Над поляной кружились две бабочки. В налетающем с озера ветерке их подбрасывало, раскидывало в разные стороны, но они упрямо сближались, что бы продолжить свой воздушный танец. Шелковистая трава нежно ластилась под ладонью, бугор стекал к берегу, где, словно часовые передового дозора стояли молодые удивительно красивые в своей золотистой стройности сосенки. Сыроватый ветер уже по-вечернему холодил, но уходить не хотелось совсем. Хотелось еще послушать шуршание насекомистой жизни в молодой травке, спуститься к берегу и посидеть на стволе упавшей старой корявой березы, посмотреть, как в уже голые обмыленные без коры, словно нагие сучья плещет мелкая волна, а пальцы босых ног сами закапываются в еще теплый зернистый многоцветный песок. По небу стелились высокие белые перья облаков. Нет. Идти совсем не хотелось.
Но, идти нужно. Его с волнением ждут, вернее не его, а его заключение. За кустами притаилась специальная, почти бесшумная модель прыжковой кабинки, которая перенесет его за пределы заповедника и рекреационной зоны. И он как сертифицированный эксперт должен дать оценку проведенной работы.

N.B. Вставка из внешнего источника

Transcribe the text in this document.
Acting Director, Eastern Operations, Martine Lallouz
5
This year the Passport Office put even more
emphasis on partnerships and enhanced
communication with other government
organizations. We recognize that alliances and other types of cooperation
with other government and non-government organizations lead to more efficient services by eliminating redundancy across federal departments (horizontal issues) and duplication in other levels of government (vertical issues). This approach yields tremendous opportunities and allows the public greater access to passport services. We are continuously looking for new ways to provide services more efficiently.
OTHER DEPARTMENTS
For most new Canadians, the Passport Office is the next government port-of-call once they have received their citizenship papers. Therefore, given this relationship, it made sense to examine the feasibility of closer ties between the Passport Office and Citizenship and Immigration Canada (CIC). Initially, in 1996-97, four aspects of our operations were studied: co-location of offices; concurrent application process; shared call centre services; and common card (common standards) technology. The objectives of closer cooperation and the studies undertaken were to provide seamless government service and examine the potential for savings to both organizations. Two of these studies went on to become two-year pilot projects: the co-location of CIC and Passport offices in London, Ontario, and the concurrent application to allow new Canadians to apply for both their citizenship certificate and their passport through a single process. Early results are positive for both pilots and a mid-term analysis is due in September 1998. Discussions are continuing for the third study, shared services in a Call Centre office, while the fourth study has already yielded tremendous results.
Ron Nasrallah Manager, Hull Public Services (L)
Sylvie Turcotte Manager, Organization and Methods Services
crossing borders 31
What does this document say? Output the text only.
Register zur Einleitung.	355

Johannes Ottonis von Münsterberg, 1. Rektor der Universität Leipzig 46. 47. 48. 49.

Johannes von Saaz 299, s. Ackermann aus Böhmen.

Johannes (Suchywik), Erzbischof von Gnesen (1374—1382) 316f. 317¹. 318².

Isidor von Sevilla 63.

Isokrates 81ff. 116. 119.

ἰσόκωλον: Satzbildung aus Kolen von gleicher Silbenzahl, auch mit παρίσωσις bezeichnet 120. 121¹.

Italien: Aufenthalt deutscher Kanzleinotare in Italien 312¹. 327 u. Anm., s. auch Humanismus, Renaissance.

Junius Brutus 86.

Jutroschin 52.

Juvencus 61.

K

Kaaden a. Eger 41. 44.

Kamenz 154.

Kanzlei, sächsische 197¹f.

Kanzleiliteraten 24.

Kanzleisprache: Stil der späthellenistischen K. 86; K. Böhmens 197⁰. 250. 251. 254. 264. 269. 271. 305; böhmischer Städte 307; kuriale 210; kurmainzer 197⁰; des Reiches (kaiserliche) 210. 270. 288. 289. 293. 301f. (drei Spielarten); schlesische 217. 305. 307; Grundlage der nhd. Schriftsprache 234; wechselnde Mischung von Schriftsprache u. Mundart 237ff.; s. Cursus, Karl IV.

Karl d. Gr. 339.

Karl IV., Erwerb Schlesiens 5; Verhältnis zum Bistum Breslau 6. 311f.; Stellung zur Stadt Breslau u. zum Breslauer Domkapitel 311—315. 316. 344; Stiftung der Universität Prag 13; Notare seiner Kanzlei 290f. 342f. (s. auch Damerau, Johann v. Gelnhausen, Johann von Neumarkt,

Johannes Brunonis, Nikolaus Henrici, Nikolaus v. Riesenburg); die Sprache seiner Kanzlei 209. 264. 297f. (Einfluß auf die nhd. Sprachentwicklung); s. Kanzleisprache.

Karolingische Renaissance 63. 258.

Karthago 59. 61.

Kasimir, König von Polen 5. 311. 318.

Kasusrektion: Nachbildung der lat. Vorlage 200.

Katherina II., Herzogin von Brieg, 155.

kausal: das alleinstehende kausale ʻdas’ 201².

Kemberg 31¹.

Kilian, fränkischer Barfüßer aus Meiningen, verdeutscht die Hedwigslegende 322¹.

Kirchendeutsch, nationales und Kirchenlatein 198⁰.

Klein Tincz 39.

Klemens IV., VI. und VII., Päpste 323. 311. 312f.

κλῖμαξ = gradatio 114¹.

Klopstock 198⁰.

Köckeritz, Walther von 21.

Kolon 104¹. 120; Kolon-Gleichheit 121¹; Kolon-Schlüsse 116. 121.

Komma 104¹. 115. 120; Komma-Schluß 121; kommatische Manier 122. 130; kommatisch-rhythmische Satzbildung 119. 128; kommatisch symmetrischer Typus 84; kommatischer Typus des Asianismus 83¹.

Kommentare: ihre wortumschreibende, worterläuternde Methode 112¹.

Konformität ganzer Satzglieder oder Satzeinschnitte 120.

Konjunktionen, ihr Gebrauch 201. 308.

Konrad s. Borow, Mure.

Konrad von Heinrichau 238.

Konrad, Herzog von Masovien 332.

С этим проектом он познакомился еще на стадии разработки, больше десяти лет назад. Все эти годы с ним согласовывали и уточняли эскизы, разбивки по планировке местности. Он наговорил несколько десятков часов своих воспоминаний-ощущений, которые после тщательно проработали психологи, биологи, экосистемщики, дизайнеры и еще сотни разных специалистов. Многолетний труд десятков тысяч людей был вложен в десятилетие этого проекта. Его, как главного эксперта сюда не пускали, что бы исключить любой компонент личной заинтересованности и вот сегодня он впервые прошел по этой траве, вдохнул этот воздух, полюбовался бабочками. Теперь, пока он шел по извилистой стежке сквозь расступающиеся кусты, садился в кабину, пристегивался, пока система управления считывала данные с личного жетона-идентификатора, и потом, пока кабина действительно почти беззвучно разгонялась по разгонному рельсу, пока под ним проплывали неприятные виды рекреационной полосы, хоть стекла и затемнились насколько могли, пока кабинка нехотя совершила положенный круг в петле торможения...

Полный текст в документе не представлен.